The young couple were united by a desire to help others, but their married life was brutally cut short. Christophe tragically died in Switzerland, recovering from a car accident in Niger where he was on a mission as a UN junior professional officer (JPO).
Sanda suffered so deeply for her daughter that for a moment she wanted to die. It was Sandra that pulled her through, reminding her of the work they still had to do.
Constantly frustrated by the enduring legacy of communism: selfishness, hypocrisy, and lagging reforms, she remained an optimist who cared deeply about her nation, her many, many friends and above all, Sandra.
Rebuilding the nation
An architect by profession, she and her daughter rolled up their sleeves up when they returned to Romania after 1989. They dedicated themselves to rebuilding their nation in the aftermath of communism.
Disappointed, discouraged and occasionally deceived, they did not give up and continued their work, fueled by a love for the country and a belief in its future.
Sanda Budis was the only daughter of Gen. Alexandru Budis and Florica Grigorescu, a beautiful and accomplished artist. (She was the daughter of Clio Contogeorges who in turn was the daughter of of Anna de Lusi who of Venetian aristocracy).
Sanda considered herself the invisible link between her father, a military strategist, and her accomplished and public daughter.
Aged 86, she penned her memoirs, “Fata tatei si mama fetei” (His daughter, her mother) which reflected this sentiment. The book which describes her life and the country’s history tells the story of how her mother fled to Odessa before the Bolshevik revolution. I thas been translated into French and is being translated into English.
Her outwardly stern demeanor and direct manner could startle people at times, but it hid a heart of gold. She was often uncompromising and outspoken in a society that prefers innuendo and allusion. Despite her frailty in recent years, she was formidable, even scary at times.
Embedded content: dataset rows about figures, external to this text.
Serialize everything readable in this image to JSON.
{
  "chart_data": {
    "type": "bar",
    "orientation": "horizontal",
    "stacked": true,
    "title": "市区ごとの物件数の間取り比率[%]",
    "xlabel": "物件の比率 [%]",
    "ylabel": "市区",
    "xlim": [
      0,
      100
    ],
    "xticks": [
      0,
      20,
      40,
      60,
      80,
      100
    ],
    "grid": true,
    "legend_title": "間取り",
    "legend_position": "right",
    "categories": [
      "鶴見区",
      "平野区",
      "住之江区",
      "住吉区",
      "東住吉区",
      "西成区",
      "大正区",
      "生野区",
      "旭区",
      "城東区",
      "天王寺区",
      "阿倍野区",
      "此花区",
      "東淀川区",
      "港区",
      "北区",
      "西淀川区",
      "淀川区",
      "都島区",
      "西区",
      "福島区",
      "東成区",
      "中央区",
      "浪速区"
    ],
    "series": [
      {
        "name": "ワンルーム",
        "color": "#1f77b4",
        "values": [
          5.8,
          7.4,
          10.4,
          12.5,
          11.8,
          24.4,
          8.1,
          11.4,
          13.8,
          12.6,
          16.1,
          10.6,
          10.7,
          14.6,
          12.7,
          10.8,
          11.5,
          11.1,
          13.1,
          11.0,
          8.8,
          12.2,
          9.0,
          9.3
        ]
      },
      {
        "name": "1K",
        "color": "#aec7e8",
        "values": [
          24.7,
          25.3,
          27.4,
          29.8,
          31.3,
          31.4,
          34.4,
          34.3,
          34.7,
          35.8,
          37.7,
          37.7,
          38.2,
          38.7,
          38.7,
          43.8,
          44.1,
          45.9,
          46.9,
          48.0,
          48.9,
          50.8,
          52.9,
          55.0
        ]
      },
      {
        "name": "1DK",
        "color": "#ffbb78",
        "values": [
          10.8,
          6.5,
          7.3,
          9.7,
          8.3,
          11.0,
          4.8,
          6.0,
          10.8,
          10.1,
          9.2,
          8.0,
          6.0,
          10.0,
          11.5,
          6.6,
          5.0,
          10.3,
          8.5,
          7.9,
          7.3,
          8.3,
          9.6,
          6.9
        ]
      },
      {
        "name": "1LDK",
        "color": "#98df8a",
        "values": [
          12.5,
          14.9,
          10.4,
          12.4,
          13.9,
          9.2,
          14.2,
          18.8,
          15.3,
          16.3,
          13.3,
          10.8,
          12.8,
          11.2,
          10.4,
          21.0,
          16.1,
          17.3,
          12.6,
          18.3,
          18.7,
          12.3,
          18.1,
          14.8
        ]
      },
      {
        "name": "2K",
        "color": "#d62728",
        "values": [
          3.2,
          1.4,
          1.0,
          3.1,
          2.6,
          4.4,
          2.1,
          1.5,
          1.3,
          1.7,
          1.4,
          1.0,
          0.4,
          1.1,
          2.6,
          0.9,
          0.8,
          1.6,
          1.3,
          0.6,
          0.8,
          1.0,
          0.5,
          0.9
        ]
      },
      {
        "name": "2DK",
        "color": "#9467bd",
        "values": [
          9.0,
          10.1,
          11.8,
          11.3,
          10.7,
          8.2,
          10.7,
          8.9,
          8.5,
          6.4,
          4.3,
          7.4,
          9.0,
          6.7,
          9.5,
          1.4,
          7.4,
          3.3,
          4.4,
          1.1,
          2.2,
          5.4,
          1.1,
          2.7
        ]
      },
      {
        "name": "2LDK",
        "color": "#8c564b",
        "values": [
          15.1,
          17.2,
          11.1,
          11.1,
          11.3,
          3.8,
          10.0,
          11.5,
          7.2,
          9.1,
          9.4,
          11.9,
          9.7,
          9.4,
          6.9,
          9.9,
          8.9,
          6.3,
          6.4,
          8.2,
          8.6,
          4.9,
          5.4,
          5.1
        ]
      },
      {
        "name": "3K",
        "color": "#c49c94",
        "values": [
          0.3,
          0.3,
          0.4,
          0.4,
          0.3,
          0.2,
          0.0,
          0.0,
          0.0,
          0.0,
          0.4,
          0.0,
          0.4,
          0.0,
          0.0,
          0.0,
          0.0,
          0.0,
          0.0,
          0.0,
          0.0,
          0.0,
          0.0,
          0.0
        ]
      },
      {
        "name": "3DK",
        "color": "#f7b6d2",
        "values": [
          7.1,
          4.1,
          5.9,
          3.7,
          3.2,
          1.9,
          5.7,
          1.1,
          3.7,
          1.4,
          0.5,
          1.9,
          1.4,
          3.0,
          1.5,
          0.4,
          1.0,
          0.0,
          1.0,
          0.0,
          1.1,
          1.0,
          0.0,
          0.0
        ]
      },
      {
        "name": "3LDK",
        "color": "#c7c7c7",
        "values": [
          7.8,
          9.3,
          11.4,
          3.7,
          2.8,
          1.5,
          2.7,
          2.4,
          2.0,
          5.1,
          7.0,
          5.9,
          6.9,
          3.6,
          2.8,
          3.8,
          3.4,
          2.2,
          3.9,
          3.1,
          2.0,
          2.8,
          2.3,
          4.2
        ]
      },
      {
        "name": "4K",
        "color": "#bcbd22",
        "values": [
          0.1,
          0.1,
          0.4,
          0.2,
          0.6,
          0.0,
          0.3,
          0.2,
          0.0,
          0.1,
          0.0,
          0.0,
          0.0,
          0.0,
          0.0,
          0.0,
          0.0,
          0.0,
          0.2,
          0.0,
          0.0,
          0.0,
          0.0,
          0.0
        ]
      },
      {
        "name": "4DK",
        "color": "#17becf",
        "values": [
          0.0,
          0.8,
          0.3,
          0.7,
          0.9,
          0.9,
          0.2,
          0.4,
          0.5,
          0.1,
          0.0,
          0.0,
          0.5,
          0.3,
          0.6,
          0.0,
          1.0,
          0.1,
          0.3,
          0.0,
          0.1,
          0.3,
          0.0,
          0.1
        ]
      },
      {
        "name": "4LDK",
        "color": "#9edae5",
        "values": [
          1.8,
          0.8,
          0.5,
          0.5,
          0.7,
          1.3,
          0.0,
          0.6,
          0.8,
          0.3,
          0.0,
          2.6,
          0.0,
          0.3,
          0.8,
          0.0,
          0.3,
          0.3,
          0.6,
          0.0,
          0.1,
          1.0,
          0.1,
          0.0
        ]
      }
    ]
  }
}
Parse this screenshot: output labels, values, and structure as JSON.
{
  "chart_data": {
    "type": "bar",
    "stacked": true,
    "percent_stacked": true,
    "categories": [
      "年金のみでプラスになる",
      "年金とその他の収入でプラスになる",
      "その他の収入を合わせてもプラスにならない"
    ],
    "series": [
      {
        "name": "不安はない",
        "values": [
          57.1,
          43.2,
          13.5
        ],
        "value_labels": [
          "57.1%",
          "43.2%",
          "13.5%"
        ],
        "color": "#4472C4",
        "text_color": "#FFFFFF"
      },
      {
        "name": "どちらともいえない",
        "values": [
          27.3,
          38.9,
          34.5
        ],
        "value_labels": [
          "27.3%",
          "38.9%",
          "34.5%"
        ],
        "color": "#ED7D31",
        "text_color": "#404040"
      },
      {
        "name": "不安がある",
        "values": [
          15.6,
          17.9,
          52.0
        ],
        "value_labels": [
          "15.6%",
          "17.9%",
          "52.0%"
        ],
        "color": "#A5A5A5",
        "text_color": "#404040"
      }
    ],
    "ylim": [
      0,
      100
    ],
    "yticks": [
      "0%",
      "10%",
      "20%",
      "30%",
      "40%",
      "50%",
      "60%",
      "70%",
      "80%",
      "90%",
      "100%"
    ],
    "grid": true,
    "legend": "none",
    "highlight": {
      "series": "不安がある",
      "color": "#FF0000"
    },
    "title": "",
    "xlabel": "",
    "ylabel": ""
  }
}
On her 95th birthday she looked out on the same sea that had brought her Greek ancestors to these troubled shores. Guests urged her to live another five years and we scribbled messages on helium balloons.
But Sanda was tired. A month earlier they played „My Way” by Frank Sinatra on the ship to celebrate her life. She was never going to please the crowd.
And so, she died at home lulled by the waves just a few yards away. „The Admiral has set sail,” her daughter wrote. „May you have fair winds and following seas.”
The funeral will be held in Bucharest on Saturday at the St Silvestru Church. She will be buried at the Ghencea military cemetery next to her parents.